POSTKARTEN BUCHTIPP: Verstörende Gewalt, berückende Zärtlichkeit

Verstörende Gewalt, berückende Zärtlichkeit

Sie spürt alles. Die kleine Jeanne merkt genau, ob der Vater getrunken hat, wie sich der Klang seiner Stimme verändert, wann er zornig wird, und wann er zu erschöpft ist, um zuzuschlagen. Ganz sicher fühlt sie sich nie: «Ich war immer auf der Hut, unruhig, hatte furchtbar Schiss, und die Angst klebte mir am ganzen Körper». «Lieblingstochter», das erste Buch der Westschweizer Autorin Sarah Jollien-Fardel, spielt in einem Dorf in den Walliser Bergen. Eine Mutter, zwei Mädchen. Seit sie sich erinnern kann, sieht Jeanne, wie der Vater die Mutter und ihre Schwester schlägt. Tag für Tag. Es braucht nichts, und schon geht es los. Schreie, Beschimpfungen. Und vor allem Schläge. Sarah Jollien-Fardel erzählt das in einem Ton, der manchmal fast unerträglich nüchtern ist. Jeanne sieht alles. Sie verkriecht sich. Der Vater verschont sie.

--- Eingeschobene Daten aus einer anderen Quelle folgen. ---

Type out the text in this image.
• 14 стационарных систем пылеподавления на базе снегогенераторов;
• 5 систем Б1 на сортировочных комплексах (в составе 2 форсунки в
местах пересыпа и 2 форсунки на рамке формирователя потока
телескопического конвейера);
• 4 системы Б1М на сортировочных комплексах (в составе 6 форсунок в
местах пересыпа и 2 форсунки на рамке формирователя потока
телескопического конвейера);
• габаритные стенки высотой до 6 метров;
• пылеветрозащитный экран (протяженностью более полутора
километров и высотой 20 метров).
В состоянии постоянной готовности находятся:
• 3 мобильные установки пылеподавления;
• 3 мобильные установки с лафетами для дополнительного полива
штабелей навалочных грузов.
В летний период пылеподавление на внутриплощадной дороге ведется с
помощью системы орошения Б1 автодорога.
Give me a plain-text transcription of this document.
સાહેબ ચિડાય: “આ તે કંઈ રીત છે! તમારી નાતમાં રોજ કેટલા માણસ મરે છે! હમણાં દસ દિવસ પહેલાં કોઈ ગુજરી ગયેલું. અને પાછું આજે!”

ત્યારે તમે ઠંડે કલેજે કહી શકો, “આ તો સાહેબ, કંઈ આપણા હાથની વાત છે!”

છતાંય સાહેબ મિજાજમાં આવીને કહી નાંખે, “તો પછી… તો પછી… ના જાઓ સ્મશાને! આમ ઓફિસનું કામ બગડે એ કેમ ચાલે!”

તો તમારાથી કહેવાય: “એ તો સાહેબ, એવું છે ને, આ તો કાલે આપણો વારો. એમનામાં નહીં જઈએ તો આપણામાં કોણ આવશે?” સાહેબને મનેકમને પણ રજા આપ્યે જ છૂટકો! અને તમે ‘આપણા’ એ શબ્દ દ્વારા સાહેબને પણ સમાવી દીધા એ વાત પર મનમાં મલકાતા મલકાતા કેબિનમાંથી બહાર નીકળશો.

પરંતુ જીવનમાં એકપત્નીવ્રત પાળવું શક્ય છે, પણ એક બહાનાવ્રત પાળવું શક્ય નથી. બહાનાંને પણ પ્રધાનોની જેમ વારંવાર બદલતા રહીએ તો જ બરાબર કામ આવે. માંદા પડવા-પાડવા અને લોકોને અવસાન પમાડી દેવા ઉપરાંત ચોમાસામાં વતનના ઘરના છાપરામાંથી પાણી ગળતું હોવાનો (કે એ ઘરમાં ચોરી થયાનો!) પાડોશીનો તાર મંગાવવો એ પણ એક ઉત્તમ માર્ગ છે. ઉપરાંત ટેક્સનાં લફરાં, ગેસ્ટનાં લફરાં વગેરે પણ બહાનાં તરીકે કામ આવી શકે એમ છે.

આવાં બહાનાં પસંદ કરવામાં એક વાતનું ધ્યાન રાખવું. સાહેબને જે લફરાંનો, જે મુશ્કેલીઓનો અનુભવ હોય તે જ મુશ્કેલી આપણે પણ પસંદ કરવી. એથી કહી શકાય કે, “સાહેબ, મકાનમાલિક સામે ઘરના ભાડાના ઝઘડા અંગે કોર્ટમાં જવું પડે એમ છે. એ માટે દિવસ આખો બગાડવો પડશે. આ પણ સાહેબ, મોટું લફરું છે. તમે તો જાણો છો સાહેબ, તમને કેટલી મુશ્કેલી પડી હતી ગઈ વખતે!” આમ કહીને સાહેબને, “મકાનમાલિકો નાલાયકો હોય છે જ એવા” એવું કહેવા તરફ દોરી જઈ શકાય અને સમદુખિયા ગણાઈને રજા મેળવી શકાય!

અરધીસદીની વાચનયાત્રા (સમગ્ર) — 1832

Vielleicht, weil er ihren Stolz spürt. Einmal schlägt er sie doch. Der Arzt, Doktor Fauchère muss kommen. Er kennt den Vater, weiss, dass er Alkoholiker ist, weiss auch, dass er seine Frau und seine Kinder misshandelt. Das ganze Dorf weiss es. Doktor Fauchère sagt nichts, geht mit einer lockeren Bemerkung darüber hinweg, als Jeanne ihn um Hilfe bitte. Jeanne flüchtet aus dem Alltag, den sie nicht erträgt. Versucht mit der Mutter und der Schwester, kleine Freuden zu geniessen. Sie muss vergessen, um zu leben. Und lernen, was Vertrauen heissen könnte. Ein Buch von verstörender Gewalt. Und zugleich von berückender Zärtlichkeit.

Sarah Jollien-Fardel: Lieblingstochter. Roman. Aus dem Französischen von Theresa Benkert. Aufbau-Verlag, Berlin 2023. 221 S., Fr. 33.90.